God explains something very important. He has the right and the power to shape nations — any nation — however He chooses. If a nation is headed for punishment because of its wickedness, God can change course if the people turn back to Him. That turning back is called repentance. And if a nation that was promised good things starts doing evil instead, God can also change what He has planned for them.

Then God looks at His own people, Israel. He has made a covenant with them — a serious, unbreakable promise of relationship. But the people of Israel have forgotten Him. They have walked away from His ways and gone after false gods. They are like clay that is not cooperating with the potter's hands.

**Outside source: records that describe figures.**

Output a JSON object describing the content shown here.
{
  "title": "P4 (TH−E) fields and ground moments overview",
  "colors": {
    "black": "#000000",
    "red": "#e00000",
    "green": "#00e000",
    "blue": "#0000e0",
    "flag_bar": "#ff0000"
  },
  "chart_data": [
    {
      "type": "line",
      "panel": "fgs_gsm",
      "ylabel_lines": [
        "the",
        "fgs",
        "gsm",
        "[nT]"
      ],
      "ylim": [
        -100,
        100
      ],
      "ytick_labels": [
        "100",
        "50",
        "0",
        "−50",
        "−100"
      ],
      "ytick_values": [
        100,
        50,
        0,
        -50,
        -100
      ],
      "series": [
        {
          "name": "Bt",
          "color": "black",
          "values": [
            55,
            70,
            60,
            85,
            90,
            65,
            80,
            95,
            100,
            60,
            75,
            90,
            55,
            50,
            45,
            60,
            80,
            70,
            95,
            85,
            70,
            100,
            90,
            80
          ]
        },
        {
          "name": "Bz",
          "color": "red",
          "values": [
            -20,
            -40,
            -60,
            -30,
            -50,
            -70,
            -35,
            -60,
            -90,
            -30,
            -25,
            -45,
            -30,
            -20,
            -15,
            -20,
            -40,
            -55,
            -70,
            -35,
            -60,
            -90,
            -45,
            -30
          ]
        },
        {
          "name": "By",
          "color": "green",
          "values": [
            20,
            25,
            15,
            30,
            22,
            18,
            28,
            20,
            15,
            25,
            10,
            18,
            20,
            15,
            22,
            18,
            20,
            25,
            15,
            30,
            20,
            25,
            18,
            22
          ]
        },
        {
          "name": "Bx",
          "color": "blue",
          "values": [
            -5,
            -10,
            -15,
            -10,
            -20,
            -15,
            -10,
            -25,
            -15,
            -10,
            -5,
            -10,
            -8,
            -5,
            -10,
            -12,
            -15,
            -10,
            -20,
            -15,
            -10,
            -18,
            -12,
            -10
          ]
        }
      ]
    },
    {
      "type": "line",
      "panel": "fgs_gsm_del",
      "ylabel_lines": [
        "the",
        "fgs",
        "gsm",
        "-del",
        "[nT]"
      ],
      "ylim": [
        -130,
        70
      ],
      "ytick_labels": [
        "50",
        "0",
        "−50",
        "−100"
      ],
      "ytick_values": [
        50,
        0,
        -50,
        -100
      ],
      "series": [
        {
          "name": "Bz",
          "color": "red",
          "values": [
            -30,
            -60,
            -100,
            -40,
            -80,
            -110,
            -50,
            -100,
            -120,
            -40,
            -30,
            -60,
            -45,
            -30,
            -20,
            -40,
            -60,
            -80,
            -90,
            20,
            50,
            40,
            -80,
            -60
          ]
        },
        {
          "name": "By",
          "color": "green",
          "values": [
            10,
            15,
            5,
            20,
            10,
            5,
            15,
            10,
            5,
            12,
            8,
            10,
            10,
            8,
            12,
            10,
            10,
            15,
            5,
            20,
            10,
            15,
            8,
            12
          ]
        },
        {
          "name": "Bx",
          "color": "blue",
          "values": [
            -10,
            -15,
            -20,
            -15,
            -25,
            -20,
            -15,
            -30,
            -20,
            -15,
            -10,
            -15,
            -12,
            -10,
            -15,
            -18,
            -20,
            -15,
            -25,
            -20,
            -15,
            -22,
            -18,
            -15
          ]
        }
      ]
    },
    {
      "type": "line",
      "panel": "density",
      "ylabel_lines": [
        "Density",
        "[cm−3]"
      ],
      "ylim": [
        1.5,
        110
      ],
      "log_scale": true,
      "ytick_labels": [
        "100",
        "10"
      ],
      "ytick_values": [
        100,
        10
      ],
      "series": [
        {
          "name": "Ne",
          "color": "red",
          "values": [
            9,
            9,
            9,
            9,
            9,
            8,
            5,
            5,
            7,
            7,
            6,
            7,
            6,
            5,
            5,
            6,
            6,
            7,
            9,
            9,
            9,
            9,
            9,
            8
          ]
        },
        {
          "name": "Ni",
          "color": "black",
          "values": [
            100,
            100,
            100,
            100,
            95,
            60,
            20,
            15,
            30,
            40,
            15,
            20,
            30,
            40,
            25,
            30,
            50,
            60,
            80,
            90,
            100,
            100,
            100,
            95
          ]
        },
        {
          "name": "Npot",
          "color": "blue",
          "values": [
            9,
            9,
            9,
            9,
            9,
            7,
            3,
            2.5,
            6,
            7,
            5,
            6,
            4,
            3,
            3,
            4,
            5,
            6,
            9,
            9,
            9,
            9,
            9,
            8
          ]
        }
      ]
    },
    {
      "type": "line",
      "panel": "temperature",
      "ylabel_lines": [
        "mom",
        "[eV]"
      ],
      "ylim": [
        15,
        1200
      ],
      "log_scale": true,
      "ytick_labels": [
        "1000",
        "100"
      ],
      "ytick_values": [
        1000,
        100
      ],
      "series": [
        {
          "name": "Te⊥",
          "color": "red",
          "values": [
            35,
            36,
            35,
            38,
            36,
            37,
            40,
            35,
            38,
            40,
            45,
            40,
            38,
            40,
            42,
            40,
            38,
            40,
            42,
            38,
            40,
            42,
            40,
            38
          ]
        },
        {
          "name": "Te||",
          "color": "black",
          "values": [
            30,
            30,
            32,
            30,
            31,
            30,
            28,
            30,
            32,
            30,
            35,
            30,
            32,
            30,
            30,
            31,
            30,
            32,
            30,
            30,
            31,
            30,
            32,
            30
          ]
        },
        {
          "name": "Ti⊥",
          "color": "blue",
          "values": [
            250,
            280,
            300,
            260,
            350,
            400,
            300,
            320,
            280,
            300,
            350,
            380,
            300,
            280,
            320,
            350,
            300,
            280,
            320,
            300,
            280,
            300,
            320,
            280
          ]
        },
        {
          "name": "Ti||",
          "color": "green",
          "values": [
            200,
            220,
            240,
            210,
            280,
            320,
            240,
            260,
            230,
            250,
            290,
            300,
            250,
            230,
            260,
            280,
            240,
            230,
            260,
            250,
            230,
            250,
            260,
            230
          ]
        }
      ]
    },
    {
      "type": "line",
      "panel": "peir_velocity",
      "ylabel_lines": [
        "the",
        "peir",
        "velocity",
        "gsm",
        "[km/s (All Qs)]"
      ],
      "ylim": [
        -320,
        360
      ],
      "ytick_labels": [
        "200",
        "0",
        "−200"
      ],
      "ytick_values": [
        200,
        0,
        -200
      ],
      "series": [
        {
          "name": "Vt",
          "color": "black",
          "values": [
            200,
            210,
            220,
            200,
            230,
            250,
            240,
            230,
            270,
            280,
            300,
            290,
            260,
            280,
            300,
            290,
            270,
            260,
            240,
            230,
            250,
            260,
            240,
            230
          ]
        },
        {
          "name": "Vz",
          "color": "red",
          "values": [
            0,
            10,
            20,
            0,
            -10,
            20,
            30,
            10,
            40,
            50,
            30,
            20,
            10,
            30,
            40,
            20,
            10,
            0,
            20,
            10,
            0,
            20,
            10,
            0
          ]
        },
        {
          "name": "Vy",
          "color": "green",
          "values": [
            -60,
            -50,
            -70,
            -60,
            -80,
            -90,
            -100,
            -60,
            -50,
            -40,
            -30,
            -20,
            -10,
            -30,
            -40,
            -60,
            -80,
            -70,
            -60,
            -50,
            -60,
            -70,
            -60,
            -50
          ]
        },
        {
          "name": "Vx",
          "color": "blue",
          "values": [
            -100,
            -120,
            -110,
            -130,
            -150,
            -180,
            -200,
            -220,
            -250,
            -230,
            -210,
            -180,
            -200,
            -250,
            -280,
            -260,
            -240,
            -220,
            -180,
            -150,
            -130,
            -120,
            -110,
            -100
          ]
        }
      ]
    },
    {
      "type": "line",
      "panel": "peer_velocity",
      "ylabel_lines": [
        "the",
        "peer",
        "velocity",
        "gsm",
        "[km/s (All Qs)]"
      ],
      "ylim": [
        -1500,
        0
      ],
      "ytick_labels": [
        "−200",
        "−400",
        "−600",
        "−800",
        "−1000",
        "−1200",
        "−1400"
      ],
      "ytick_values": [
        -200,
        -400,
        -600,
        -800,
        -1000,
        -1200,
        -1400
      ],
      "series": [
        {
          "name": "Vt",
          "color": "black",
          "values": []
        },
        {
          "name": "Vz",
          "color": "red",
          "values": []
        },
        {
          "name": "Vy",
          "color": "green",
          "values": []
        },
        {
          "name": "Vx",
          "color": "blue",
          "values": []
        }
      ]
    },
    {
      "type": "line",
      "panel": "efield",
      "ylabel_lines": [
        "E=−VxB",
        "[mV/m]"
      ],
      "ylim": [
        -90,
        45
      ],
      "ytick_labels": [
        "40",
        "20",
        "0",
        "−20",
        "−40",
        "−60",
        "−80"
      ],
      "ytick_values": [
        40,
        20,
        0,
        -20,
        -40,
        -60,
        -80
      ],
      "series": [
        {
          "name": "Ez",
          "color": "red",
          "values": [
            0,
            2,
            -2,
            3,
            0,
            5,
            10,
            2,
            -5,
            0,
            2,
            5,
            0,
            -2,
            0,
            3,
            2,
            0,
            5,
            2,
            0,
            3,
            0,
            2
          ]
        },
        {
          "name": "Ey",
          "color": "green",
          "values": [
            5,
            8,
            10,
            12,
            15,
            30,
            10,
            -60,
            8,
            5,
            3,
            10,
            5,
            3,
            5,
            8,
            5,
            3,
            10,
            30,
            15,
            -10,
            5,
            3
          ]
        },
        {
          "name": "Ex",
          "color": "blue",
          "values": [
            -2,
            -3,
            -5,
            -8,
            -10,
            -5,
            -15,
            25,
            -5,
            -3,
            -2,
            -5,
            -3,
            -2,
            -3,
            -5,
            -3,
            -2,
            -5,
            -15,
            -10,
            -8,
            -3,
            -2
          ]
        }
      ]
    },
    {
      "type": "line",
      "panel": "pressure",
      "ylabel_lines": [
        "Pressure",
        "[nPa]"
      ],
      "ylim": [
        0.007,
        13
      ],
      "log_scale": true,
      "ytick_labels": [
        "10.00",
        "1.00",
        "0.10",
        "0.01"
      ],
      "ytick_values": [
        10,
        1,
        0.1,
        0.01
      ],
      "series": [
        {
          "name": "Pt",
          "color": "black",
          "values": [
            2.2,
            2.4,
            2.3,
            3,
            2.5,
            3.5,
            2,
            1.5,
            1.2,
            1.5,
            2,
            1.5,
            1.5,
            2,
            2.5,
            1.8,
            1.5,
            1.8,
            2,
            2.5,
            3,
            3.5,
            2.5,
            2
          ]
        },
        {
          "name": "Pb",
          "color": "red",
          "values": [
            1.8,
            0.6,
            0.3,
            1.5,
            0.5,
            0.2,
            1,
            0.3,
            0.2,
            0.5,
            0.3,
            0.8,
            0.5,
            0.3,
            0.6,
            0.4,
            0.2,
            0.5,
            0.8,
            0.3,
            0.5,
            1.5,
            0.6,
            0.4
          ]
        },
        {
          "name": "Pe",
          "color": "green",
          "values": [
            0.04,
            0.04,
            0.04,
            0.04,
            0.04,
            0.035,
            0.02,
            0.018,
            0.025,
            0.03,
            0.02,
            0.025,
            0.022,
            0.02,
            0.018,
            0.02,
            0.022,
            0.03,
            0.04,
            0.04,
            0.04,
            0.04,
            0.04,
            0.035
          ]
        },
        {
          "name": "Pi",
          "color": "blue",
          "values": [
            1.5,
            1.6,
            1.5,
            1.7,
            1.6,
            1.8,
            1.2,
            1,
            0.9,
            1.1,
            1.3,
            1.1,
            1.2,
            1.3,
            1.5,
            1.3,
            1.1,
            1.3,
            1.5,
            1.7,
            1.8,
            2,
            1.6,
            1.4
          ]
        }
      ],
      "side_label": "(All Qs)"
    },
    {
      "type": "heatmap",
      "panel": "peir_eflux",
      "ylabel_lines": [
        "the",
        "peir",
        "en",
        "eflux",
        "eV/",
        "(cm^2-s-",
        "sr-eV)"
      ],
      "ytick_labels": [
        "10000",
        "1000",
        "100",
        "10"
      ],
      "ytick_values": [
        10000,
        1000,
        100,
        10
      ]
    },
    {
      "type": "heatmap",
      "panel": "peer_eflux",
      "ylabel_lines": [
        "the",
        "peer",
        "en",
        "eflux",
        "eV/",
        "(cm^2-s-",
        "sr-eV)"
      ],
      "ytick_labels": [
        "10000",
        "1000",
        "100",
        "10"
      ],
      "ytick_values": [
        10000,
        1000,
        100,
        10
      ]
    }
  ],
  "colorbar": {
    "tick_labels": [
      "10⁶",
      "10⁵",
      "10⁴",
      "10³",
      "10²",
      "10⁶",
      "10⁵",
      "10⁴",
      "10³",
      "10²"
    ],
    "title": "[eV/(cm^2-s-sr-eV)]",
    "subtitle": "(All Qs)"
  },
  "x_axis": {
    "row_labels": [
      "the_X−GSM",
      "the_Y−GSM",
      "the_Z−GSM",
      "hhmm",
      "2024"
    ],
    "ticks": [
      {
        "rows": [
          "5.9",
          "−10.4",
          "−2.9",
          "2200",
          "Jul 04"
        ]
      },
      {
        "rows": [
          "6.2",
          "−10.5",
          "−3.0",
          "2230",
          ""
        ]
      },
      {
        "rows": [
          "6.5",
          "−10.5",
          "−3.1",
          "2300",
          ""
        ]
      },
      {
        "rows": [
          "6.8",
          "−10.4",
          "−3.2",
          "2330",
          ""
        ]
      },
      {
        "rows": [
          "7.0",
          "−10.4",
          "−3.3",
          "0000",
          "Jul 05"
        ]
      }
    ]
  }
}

God sends Jeremiah to warn the people. 'Turn back now, every one of you from your evil ways,' He says. But God already knows what the people will say. They answer, 'It is hopeless! We will follow our own plans.' They will not listen.

This is heartbreaking. The people have become so hardened that they refuse to be shaped. But even here — even in this sad moment — God is not finished. He is still the Potter. He still holds the clay. His plan to rescue His people is not ruined. It is already being shaped into something new.

Christ in This Story

Jesus is the true and perfect Potter who came to reshape what sin had broken. Just as the potter did not throw away the collapsed clay but started again, God did not abandon His people — He sent His own Son to make a new covenant, written not on stone but on hearts (Jeremiah 31:33). Christ's death and resurrection is God's ultimate act of forming something new from ruin: a people remade, repentant, and restored. All who come to Jesus in repentance are like clay in the Potter's hands, being shaped into the image of His Son (Romans 8:29).

Historical Context

Pottery was one of the most essential crafts in the ancient Near East, and archaeologists have uncovered thousands of clay vessels from the biblical period in and around Jerusalem. A potter's workshop like the one Jeremiah visits would have been located in the lower city, near a water source needed to keep the clay workable. The foot-powered potter's wheel (Hebrew: 'obnayim,' literally 'two stones') was a double-disc device — a lower wheel kicked by the foot to spin an upper wheel on which the clay was worked. This technology was well established in Israel by Jeremiah's time (late 7th century BC).

Jeremiah's ministry takes place during one of the most turbulent periods in Judah's history, just decades before the Babylonian exile (586 BC). The nation is caught between the great empires of Egypt and Babylon, and its spiritual condition mirrors its political instability. The imagery of the potter and clay was not invented by Jeremiah — it was a widely understood metaphor across the ancient world for divine sovereignty over human affairs — but God fills it here with a uniquely covenantal meaning, tying it directly to Israel's responsibility to respond to His word.

Let's Pray

Heavenly Father, thank You for being the Potter who never gives up on Your people. Please shape our hearts with Your hands and help us to turn back to You when we go the wrong way. Thank You for sending Jesus to make us new. Amen.